Aave, Maker, Compound: this is the right way to assess their value
TVL or Total Locked-In Value is a technical metric that has been used as a primary yardstick to measure the performance of DeFi lending platforms. Simply put, it measures the cumulative amount of assets that are staked on a particular protocol. The conventional argument is that the higher the value stuck in a particular DeFi platform, the better.
By simply displaying the total underlying offer secured by a platform, TVL does not evaluate the whole picture in any way. Different protocols use each locked token unit in different ways. On some protocols, each token pair requires individual ETH pools, while other networks may inherently provide liquidity to multiple tokens in the same ETH pool.
In simpler terms, on protocols belonging to the latter type, 1 ETH would end up meeting the liquidity needs of 10 different ERC-20 tokens, while the former would require 10 ETH to serve those 10 tokens. Indeed, the latter network would require much less fixed assets than the former to provide the same amount of liquidity.
In addition, other intrinsic details such as the amount of outstanding loans are also eliminated from the TVL equation. So, overall, TVL is an asymmetric metric that only projects the one-dimensional view.
The right way
While weighing where each rig is, it becomes essential to consider a few other factors as well. One of these key metrics is the loan-to-value ratio. LTV measures the ratio of the loan to the value of a purchased asset. Ultimately, risk is assessed based on the likelihood that liquidity will be sufficient to cover the outstanding loan balance. Thus, the higher the LTV, the riskier it would be for users / lenders to provide liquidity to the protocol.
According to LTV data from Dune Analytics, the aforementioned ratio for Aave, Compound and MakerDAO was 15%, 39% and 92% respectively at the time of writing.
As such, Aave and Compound together make up 90% of the total DeFi revenue generated, but the same doesn’t highlight how much protocols actually earn. [net value]. It is only when the respective outstanding loans are inferred and basic accounting standards are met, users would get a clear picture.
However, it’s critical to note here that Maker collects all fees charged, while Compound and Aave only take 10% of the borrowed rate paid and more of the pie goes to vendors. So if Maker started pulling cash or if Aave or Compound gave up, the base TVL metric would switch completely and favor Maker.

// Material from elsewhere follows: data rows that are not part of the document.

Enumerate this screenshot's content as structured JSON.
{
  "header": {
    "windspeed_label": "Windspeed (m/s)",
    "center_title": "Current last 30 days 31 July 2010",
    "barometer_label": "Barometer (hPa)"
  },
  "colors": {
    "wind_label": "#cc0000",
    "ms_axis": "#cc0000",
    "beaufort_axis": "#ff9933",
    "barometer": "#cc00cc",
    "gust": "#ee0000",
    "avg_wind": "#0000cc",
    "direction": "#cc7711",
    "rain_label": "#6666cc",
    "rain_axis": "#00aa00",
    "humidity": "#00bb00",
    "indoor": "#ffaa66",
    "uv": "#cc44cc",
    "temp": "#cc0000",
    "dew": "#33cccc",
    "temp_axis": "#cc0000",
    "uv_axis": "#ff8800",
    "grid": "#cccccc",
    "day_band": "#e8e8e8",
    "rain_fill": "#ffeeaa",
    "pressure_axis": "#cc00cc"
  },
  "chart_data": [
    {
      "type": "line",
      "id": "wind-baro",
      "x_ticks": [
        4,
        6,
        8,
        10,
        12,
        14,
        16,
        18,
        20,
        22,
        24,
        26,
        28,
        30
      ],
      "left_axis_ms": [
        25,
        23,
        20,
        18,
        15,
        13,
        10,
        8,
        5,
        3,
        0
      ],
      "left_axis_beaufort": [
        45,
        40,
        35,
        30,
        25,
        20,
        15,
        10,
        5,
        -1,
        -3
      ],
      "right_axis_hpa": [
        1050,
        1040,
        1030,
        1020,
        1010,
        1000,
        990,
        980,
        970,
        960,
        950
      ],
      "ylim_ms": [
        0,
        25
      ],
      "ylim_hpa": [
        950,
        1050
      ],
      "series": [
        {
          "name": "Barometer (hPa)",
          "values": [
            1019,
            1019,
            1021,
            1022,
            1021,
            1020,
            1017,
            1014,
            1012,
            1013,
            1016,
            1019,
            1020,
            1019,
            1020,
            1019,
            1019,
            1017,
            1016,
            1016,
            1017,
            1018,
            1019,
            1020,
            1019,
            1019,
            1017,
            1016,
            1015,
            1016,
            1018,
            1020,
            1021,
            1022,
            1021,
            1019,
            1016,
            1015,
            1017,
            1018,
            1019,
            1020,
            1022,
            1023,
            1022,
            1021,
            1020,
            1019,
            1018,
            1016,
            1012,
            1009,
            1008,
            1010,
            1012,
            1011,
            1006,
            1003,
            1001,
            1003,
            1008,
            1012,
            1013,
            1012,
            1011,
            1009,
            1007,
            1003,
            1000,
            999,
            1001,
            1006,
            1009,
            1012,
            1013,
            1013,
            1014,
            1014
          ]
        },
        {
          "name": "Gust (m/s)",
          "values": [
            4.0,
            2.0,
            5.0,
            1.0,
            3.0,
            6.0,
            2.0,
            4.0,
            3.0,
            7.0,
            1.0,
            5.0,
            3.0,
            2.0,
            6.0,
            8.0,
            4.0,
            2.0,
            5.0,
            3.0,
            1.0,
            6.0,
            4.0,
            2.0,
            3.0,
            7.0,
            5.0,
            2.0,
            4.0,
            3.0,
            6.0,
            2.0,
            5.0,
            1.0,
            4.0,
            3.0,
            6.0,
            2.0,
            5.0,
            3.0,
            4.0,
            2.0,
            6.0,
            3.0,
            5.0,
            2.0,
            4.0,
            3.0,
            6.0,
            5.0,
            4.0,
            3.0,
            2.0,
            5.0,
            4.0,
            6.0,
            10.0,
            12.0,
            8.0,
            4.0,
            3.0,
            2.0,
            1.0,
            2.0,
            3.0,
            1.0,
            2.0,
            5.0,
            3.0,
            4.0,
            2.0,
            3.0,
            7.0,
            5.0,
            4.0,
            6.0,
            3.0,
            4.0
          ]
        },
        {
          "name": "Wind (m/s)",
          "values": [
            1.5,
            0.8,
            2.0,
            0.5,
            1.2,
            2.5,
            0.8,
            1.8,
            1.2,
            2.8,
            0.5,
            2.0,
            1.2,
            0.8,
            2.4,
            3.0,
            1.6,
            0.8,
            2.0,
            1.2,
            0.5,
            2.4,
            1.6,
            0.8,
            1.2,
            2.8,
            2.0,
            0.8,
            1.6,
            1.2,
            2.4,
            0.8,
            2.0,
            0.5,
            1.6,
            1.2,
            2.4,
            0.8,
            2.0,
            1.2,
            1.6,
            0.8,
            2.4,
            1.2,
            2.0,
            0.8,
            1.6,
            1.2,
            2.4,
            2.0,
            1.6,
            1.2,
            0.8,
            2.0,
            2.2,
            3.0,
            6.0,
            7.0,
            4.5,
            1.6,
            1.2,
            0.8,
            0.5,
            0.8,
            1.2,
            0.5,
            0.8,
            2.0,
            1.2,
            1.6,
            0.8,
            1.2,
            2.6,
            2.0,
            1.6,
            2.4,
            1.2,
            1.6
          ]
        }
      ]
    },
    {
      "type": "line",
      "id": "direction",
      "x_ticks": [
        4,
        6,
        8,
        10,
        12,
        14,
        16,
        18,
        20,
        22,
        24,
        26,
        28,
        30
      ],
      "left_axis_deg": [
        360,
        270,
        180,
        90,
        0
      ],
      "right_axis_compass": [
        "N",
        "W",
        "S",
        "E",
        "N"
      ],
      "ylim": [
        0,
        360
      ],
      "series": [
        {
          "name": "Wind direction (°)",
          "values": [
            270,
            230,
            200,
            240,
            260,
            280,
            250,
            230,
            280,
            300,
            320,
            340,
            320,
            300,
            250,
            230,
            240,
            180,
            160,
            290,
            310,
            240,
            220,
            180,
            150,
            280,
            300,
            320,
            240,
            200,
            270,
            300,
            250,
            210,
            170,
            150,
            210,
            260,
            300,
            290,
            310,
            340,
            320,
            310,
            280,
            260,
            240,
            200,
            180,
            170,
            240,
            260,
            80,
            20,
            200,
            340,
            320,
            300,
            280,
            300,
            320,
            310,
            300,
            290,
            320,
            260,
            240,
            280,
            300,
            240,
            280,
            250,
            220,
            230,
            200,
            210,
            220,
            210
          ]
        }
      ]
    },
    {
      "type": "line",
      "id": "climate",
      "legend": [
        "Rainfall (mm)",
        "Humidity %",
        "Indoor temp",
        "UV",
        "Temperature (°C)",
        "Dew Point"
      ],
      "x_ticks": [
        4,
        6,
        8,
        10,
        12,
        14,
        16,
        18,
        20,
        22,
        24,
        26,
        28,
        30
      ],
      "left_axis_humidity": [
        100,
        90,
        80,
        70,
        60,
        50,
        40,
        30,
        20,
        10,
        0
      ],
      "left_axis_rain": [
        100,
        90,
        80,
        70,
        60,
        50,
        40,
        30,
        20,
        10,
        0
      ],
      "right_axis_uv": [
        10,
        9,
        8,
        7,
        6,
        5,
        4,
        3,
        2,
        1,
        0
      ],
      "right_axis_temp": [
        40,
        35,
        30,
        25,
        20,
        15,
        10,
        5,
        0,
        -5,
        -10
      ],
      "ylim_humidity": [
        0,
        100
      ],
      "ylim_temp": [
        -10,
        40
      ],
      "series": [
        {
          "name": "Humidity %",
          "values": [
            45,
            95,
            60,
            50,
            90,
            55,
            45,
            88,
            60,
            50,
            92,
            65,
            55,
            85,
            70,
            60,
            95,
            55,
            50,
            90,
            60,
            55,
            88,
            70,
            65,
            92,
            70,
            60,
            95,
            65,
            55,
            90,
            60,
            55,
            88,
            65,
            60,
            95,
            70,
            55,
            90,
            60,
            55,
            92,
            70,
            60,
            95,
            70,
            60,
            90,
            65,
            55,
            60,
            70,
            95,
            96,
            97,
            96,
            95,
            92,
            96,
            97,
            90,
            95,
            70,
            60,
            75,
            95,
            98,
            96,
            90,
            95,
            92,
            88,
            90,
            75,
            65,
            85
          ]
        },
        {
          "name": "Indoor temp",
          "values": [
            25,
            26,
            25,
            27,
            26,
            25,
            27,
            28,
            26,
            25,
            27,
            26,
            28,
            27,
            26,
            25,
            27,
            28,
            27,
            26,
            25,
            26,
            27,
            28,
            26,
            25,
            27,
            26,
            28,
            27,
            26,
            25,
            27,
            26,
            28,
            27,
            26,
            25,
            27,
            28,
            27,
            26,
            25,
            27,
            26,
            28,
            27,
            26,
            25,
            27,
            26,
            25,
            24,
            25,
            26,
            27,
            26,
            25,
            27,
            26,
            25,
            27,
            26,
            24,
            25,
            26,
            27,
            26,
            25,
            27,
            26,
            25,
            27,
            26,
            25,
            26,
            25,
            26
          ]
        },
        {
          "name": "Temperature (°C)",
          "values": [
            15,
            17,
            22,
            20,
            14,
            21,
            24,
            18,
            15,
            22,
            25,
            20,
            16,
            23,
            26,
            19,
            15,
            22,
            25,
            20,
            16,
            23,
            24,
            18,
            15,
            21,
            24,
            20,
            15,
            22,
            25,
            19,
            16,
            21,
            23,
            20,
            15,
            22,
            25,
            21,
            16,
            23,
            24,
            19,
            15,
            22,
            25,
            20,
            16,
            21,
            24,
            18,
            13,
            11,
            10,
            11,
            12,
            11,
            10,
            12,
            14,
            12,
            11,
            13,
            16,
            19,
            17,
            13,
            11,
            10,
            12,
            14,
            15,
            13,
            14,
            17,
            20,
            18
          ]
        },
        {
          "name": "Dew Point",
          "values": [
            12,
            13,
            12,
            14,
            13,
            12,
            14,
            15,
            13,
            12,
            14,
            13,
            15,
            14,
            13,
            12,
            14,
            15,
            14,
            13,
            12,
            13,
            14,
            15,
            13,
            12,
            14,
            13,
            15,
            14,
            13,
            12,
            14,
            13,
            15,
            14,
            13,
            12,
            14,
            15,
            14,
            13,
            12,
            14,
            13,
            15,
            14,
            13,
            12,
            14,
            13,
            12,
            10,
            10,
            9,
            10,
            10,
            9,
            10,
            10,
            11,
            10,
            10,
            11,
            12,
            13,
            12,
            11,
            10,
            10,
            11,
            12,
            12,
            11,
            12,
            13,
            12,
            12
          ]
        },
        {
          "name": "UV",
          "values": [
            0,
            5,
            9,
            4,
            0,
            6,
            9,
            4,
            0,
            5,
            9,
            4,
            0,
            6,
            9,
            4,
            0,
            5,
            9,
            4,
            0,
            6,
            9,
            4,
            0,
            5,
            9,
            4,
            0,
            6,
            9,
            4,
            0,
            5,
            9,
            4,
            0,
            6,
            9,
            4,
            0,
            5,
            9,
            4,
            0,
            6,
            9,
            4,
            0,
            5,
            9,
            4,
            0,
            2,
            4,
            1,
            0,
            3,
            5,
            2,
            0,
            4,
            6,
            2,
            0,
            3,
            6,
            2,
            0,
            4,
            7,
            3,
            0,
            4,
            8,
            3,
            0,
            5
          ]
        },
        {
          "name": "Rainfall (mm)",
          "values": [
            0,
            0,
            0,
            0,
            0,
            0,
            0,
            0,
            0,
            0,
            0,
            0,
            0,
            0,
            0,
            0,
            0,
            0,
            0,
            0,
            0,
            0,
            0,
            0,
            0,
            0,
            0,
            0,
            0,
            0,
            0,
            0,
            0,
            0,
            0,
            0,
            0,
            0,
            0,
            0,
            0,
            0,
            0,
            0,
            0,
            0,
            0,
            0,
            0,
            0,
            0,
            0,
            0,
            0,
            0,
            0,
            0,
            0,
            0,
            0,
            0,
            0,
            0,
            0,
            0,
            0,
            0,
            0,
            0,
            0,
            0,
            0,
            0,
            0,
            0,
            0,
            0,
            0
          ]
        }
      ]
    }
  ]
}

In addition, the outstanding debt of Aave and Compound is inflated by a factor of 3-4 times compared to the organic loans outstanding, mainly due to stable agriculture.
Overall, the simple ranking of DeFi protocols based on available liquidity is quite biased to say the least.
DeFi tokens, as such, haven’t been in good shape lately. The three aforementioned tokens generated negative returns for their investors [AAVE: -22.81%, COMP: â 28.51 and MKR -38.44] in the past month. The risk-adjusted returns of all tokens were also negative lately, which makes it an unfavorable investment option at the moment.